Currently, Roam is still in the early stages of ecosystem development, especially since the $ROAM token has not yet undergone TGE.

With Helium 5G's current valuation at $700 million, Roam's ecosystem valuation is expected to rapidly break through this figure given its larger node scale and user base than Helium 5G.

From the WiFi market perspective, with approximately 628 million consumer WiFi units and only 3 million OpenRoaming nodes, achieving a 1% conversion rate could mean about 5 million people enjoying a better WiFi experience, with a potential market value of up to $1 billion. Roam is becoming a significant force driving this trend, illustrating its position in a blue ocean market within this track.

The grand narrative direction is also making Roam highly favored by the capital market. At the end of last year, it completed a $5 million funding round led by Anagram and Volt Capital, with participation from Comma3 Ventures, ECMC Group, Awesome People Ventures, Stratified Capital, DePIN Labs, Future 3 Campus, IoTeX, ZC capital, and JDI. Subsequently, it received investments from Samsung Next, OKX Ventures, among others.
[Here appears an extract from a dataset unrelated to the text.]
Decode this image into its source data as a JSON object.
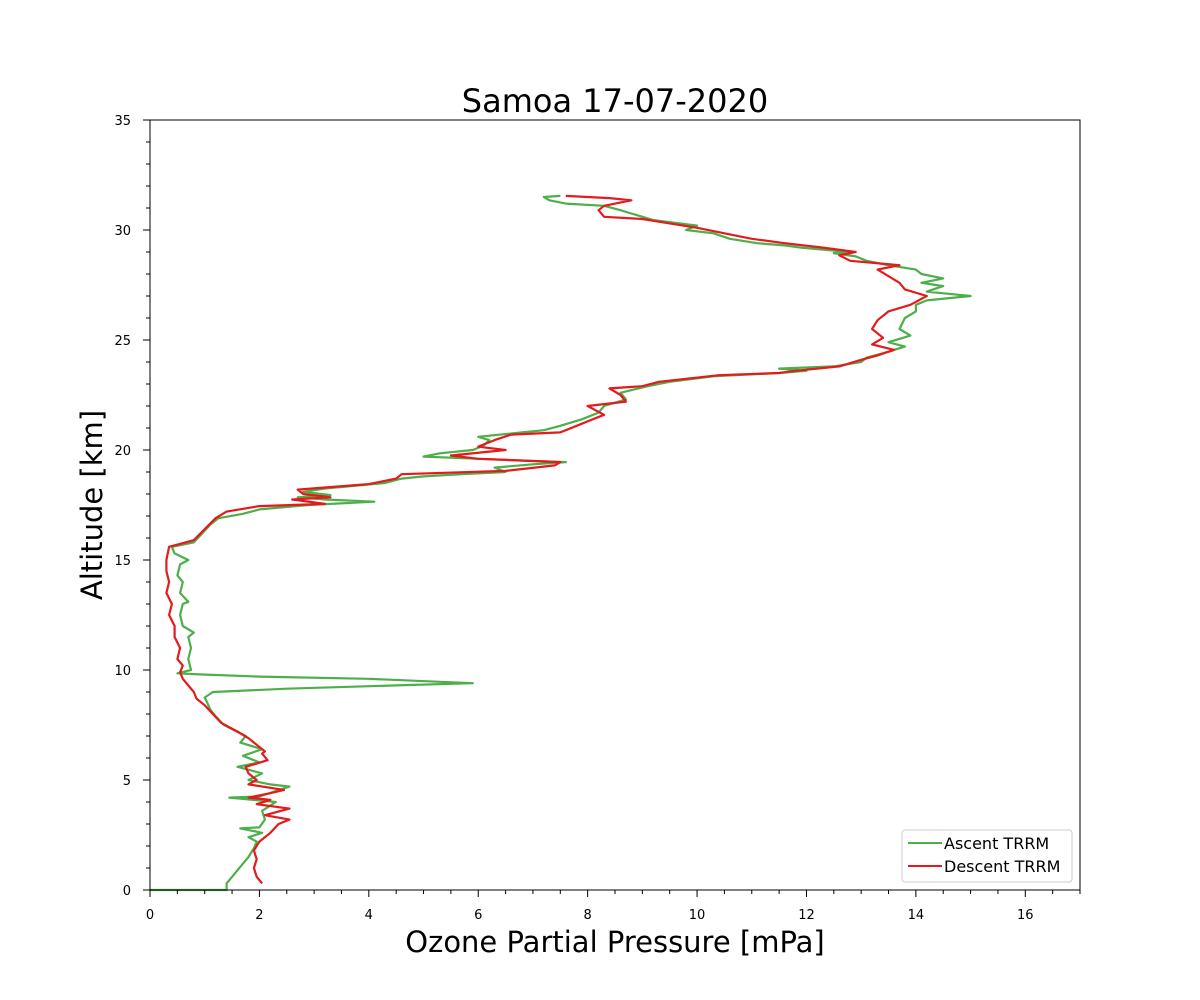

Roam also plans to soon achieve a TGE of the ROAM token on leading trading platforms, which will kickstart the ecosystem comprehensively and further accelerate the ecosystem's growth flywheel.

Investment market progress and future token market developments will further propel Roam in the DeWi track ecosystem and the global WiFi roaming network node construction, continuing to work with Cisco, Boingo, GlobalReach, and others using DID-based credentials to support the latest WiFi technologies and achieve a fast, secure, and roaming-capable global network while playing a key role in 5G deployment and reducing cellular traffic burdens.